Vie Sauvage > Philémon Cimon

À l’occasion de la Collection Automne 2015 de Vie Sauvage, Happe:n donne Carte Blanche au Festival bourquais pour une série d’interviews des acteurs présents le 17 octobre au Champ de Foire. Cinquième interview : Philémon Cimon

Dans ta biographie on peut lire : « Je suis né à Cuba et j’ai grandi en Inde. Je suis allé à l’école en Espagne et j’ai pleuré en France. » Quel est ce rapport particulier que tu as avec la France ?

La France, c’est pour moi des souvenirs de voyages, des routes, des pommes, des pierres, des hôpitaux, des marrons écrasés, des longues journées à fixer le vide, et d’autres à se lancer dans la mer, comme si elle n’avait pas de fond. C’est une petite part de mon origine. Des livres, des chansons, du manger.
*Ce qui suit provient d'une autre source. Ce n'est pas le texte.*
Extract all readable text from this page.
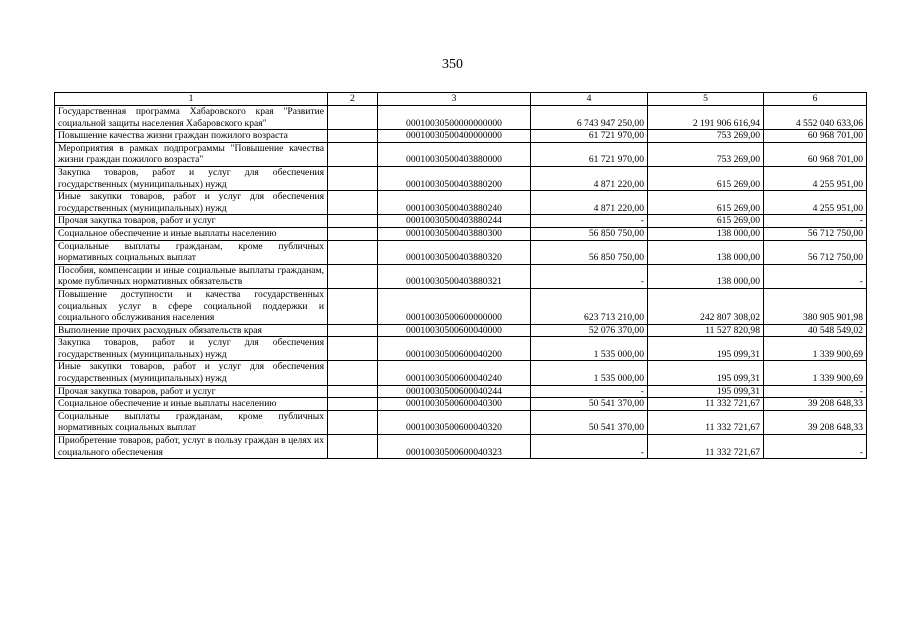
350
1	2	3	4	5	6
Государственная программа Хабаровского края "Развитие социальной защиты населения Хабаровского края"		00010030500000000000	6 743 947 250,00	2 191 906 616,94	4 552 040 633,06
Повышение качества жизни граждан пожилого возраста		00010030500400000000	61 721 970,00	753 269,00	60 968 701,00
Мероприятия в рамках подпрограммы "Повышение качества жизни граждан пожилого возраста"		00010030500403880000	61 721 970,00	753 269,00	60 968 701,00
Закупка товаров, работ и услуг для обеспечения государственных (муниципальных) нужд		00010030500403880200	4 871 220,00	615 269,00	4 255 951,00
Иные закупки товаров, работ и услуг для обеспечения государственных (муниципальных) нужд		00010030500403880240	4 871 220,00	615 269,00	4 255 951,00
Прочая закупка товаров, работ и услуг		00010030500403880244	-	615 269,00	-
Социальное обеспечение и иные выплаты населению		00010030500403880300	56 850 750,00	138 000,00	56 712 750,00
Социальные выплаты гражданам, кроме публичных нормативных социальных выплат		00010030500403880320	56 850 750,00	138 000,00	56 712 750,00
Пособия, компенсации и иные социальные выплаты гражданам, кроме публичных нормативных обязательств		00010030500403880321	-	138 000,00	-
Повышение доступности и качества государственных социальных услуг в сфере социальной поддержки и социального обслуживания населения		00010030500600000000	623 713 210,00	242 807 308,02	380 905 901,98
Выполнение прочих расходных обязательств края		00010030500600040000	52 076 370,00	11 527 820,98	40 548 549,02
Закупка товаров, работ и услуг для обеспечения государственных (муниципальных) нужд		00010030500600040200	1 535 000,00	195 099,31	1 339 900,69
Иные закупки товаров, работ и услуг для обеспечения государственных (муниципальных) нужд		00010030500600040240	1 535 000,00	195 099,31	1 339 900,69
Прочая закупка товаров, работ и услуг		00010030500600040244	-	195 099,31	-
Социальное обеспечение и иные выплаты населению		00010030500600040300	50 541 370,00	11 332 721,67	39 208 648,33
Социальные выплаты гражданам, кроме публичных нормативных социальных выплат		00010030500600040320	50 541 370,00	11 332 721,67	39 208 648,33
Приобретение товаров, работ, услуг в пользу граждан в целях их социального обеспечения		00010030500600040323	-	11 332 721,67	-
Bref, c’est nouveau.

Tu as remporté le prix Félix Leclerc de la chanson en 2014. Qu’est-ce que cela t’as apporté ?

De l’argent (!) pour faire un 3e album (!) et une part de fierté (!), parce que je suis un grand (!) admirateur (!) du très (!) grand (!!)  Félix (!!!). Et bien plus.

Penses-tu que Radio Elvis aurait sa place dans la merveilleuse scène musicale québécoise ?

Oui ! On a toujours de la place. Il faut juste la faire. Non ?

Pour notre collection automne 2015, tu te produiras en show-case. Quel sort vas-tu nous jeter ?

Hahahahahahah ! Je ne jette pas vraiment de sort. Ou si peu. Ou bien j’ai oublié ou il sentait pas bon. Enfin j’ai jamais tué de chat. Mais ce n’est pas une raison pour ne pas jeter de sort, ça, quand on le peut, tous les jours, tout le temps, à soi, ou aux autres, ou à soi.